A higher form of the PSI is called expediting, in which the dates of delivery and the production are included in the control.

==Process==
Re-shipment acceptance sampling, involving inspection, and acceptance testing, may be agreed upon between a buyer, a supplier, and a bank, and it can be used to initiate payment under a letter of credit. A PSI can be performed at different stages before shipment, such as checking the total amount of goods and packing, controlling the quality or consistency of goods, checking of all documentation, as for example test reports, packaging list, or verification of compliance with standards of the destination country like ASME, CE mark and import duties.

=== Random selection ===
- At the 80 percent completion point, random pieces are pulled. The goal is 8 and 2: for every ten products, two are allowed defects. If There are more, and the entire batch may be pulled.
- ANSI / ASQC Z1.4 (ISO 2859-1) is the international standard for the inspection process. The Acceptable Quality Limit, AQL, is previously determined by agreement of importer and manufacturer and is a necessary part of the contractual agreement.

==Inspection companies==
There are two types of PSI companies:
- Free-market companies which are privately owned, selling their services to the market. Risks involved might be, especially if it is a smaller company, that the company is paid by the manufacturer and working in its interest.
- State owned inspection companies: only very few companies operating on the market are state-owned or partly state-owned.
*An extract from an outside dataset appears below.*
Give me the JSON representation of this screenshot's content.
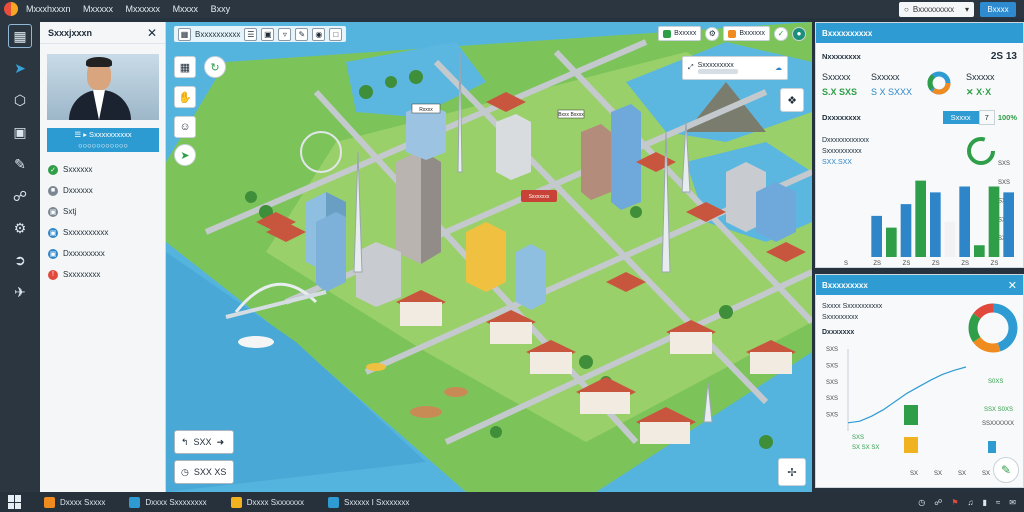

==Termination on the PSI requirement==
PSI increases burdens and costs in international trade and can be counter-productive for the country of importation and its traders.

Several countries are considering termination on the use of inspection companies' service, following upon WTO Agreement on Trade Facilitation
Article 10.5 Pre-shipment Inspection :
5.1. Members shall not require the use of pre-shipment inspections in relation to tariff classification and customs valuation.

In 1988, United Nations Economic Commission for Europe, Recommendation No.18 - Recommended Measure 8.2 “Discouragement of Pre-Shipment Inspection” was adopted. This was then adopted in 1999, in UNECE Recommendation No. 27, which "encourages using the WTO instrument regarding pre-shipment inspections (PSI) where such inspections are considered necessary as an interim measure, while discouraging the practice of PSI in general."